The SST program currently offers the following courses:
Foundations of Sports Studies
History of Sports in America
Sociology of Sports
Sports, Science, and Technology
Soccer and Global Politics
Sports and Stadia
Legal Issues in Sport Management
History of Martial Arts
The Olympics in Asia
In the coming years, Georgia Tech will expand these course offerings, create a robust curriculum, and establish a minor field in SST.
We are committed to developing partnerships and collaborative projects in order to enhance a diverse community of students, faculty, and industry stakeholders. On April 18, 2013, Georgia Tech will host an inaugural summit on "Sports, Society, and Technology in the 21st Century." Later that evening, we will have a networking reception and honor the contributions of Homer Rice.
We welcome inquiries from anyone interested in learning more about the program. Please contact Dr. Johnny Smith at email@example.com or 404-385-0244.

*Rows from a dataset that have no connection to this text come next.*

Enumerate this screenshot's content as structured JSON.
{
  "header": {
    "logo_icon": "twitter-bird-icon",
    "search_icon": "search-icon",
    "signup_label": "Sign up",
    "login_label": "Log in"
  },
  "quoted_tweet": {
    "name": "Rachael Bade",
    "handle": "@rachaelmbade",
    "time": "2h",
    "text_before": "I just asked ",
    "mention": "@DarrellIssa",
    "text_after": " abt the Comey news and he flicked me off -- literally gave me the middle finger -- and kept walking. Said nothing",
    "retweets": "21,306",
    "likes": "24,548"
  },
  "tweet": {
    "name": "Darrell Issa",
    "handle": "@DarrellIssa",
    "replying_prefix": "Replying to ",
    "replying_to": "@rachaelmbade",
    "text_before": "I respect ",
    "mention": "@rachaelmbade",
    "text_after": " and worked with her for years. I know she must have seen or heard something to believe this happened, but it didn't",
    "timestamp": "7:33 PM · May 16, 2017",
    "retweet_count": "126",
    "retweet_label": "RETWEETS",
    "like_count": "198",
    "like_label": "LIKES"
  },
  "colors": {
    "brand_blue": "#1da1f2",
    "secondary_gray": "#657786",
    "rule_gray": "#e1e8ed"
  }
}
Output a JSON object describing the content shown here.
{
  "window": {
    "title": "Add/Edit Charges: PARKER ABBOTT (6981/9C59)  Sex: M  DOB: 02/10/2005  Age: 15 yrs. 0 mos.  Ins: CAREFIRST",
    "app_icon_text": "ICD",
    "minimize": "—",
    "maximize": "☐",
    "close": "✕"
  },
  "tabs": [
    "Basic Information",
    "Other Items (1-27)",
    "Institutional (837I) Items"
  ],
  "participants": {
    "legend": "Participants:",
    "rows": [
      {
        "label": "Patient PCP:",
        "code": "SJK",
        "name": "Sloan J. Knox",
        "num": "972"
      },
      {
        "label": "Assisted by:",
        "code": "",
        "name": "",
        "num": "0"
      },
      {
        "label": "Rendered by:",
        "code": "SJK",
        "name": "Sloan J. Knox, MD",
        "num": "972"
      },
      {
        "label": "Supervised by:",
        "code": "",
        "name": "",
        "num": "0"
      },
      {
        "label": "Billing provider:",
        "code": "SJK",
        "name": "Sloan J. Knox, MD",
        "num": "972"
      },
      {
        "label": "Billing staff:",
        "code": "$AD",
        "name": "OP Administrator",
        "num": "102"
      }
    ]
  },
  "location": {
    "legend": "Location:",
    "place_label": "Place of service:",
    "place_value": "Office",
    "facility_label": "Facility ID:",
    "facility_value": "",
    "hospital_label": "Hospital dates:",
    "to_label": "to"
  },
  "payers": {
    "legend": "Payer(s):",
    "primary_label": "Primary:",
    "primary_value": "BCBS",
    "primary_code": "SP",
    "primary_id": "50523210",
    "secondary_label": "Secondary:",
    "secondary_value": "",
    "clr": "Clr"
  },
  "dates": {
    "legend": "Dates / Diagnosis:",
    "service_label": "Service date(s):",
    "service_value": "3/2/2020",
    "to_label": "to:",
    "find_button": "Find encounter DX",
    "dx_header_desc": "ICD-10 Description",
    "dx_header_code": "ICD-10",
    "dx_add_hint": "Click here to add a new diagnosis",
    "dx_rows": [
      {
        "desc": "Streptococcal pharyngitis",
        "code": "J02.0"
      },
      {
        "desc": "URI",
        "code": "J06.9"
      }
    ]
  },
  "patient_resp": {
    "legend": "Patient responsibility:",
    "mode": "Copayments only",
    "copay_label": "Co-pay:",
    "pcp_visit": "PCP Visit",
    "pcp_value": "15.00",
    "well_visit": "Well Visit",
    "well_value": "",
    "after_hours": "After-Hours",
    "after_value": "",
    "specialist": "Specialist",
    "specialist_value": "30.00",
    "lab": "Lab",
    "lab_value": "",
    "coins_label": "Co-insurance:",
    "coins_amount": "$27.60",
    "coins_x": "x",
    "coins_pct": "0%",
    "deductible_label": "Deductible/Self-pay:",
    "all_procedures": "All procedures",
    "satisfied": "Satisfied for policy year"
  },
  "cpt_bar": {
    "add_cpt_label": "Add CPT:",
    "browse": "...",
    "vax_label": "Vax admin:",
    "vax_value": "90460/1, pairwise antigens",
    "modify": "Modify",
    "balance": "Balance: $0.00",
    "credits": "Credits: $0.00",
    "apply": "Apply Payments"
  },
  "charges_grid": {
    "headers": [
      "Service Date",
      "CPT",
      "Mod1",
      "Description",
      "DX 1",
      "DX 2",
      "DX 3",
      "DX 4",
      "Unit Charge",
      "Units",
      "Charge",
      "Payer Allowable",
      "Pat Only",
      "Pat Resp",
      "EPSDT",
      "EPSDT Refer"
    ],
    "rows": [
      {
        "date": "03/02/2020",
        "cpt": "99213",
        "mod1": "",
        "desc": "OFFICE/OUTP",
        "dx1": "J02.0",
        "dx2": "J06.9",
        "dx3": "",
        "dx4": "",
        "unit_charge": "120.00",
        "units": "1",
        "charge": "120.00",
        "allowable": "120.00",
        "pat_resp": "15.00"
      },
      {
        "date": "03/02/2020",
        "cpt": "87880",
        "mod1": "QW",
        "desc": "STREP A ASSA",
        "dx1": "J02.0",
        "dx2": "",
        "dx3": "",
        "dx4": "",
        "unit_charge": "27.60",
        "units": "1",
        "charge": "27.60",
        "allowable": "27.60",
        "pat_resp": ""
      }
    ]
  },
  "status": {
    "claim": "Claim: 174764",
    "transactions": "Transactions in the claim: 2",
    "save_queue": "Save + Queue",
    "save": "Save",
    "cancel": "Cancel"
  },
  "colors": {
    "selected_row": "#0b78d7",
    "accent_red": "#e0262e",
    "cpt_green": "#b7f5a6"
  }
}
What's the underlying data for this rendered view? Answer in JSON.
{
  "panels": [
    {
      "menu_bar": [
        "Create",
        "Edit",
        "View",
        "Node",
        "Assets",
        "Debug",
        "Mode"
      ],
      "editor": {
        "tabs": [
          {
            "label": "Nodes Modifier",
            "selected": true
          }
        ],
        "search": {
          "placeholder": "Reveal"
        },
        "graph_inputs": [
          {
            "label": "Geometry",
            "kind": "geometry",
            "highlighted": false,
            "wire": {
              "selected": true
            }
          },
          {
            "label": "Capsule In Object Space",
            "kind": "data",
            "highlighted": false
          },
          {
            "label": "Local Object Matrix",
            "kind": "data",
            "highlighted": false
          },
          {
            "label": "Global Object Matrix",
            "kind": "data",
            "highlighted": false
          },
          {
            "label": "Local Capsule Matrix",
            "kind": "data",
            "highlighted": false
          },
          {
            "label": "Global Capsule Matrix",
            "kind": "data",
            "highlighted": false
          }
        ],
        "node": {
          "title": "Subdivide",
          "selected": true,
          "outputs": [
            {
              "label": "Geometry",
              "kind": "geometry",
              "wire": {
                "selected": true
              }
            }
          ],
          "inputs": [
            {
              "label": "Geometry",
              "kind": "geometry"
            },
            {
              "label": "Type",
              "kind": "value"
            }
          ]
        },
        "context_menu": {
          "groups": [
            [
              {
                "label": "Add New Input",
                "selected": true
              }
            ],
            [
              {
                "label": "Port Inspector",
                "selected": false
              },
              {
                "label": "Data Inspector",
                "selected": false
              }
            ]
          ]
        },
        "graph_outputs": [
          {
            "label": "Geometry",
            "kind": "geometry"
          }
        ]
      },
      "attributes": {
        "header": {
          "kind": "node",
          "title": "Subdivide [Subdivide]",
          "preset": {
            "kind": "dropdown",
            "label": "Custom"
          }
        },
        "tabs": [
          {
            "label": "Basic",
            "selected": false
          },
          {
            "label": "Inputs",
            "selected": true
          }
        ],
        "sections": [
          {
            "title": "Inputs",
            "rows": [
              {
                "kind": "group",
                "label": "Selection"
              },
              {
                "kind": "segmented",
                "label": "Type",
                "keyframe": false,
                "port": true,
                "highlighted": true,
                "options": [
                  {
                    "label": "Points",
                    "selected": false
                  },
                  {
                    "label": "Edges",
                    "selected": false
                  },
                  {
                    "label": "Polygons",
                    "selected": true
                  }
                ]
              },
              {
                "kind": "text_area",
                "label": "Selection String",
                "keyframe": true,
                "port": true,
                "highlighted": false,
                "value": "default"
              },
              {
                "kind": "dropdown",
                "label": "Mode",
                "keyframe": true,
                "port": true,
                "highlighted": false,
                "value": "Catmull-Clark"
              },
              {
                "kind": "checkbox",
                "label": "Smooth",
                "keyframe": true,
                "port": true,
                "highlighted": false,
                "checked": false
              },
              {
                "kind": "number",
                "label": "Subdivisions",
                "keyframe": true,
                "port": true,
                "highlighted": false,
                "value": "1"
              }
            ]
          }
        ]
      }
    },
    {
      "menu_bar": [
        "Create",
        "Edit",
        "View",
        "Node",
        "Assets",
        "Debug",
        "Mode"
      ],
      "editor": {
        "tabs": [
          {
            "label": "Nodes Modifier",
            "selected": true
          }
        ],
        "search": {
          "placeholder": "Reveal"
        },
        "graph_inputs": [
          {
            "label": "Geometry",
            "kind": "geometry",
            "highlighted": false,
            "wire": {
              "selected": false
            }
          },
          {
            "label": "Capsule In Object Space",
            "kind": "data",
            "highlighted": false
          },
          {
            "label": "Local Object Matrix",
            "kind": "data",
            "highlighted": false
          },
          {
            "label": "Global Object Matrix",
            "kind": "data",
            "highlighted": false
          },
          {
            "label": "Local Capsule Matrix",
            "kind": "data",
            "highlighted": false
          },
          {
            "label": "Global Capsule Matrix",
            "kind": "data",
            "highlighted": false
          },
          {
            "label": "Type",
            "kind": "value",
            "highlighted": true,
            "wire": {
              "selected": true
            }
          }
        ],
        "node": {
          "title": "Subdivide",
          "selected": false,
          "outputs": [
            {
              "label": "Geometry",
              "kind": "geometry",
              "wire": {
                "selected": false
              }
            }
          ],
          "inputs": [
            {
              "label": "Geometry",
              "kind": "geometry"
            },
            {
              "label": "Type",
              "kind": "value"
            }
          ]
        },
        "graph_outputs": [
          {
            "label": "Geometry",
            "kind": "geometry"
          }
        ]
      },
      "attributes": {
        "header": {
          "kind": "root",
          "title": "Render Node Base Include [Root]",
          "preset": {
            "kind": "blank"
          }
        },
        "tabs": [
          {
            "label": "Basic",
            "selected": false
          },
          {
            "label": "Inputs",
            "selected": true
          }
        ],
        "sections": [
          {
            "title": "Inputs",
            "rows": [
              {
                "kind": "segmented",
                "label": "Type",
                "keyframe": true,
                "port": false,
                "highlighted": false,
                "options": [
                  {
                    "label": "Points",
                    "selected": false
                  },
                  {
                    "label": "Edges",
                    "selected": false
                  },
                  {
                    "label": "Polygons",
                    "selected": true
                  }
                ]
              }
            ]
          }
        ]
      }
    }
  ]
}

Ladies and Gents, this is a huge deal for our athletics department, and perhaps more specifically for our football and basketball teams. The reason is that one of the major recruiting obstacles that Coaches Johnson and Gregory have faced when competing with other major programs is the lack of availability in majors with a concentration in sports -- something that a lot of athletes want an opportunity to study.
As much as we love athletes who are able to handle the challenge of being science and engineering majors, they're few and far between. As much as Business Administration is very applicable to the sports world, 17-year-old kids don't really see things that way. Now, though, they have an opportunity to do something at Georgia Tech where they can focus on sports AND get that highly-regarded degree that we preach so often to them. That's a major obstacle in recruiting that just got removed, permanently.
I don't like to speculate (hah, jokes), but I'd say there's a very good chance that Paul Johnson was making good use of his dancing skills in his office on Friday. This is a big deal for him and his staff, as it is for Coach Gregory and his.
How big of an impact do you think this new academic program will have on our football and basketball programs?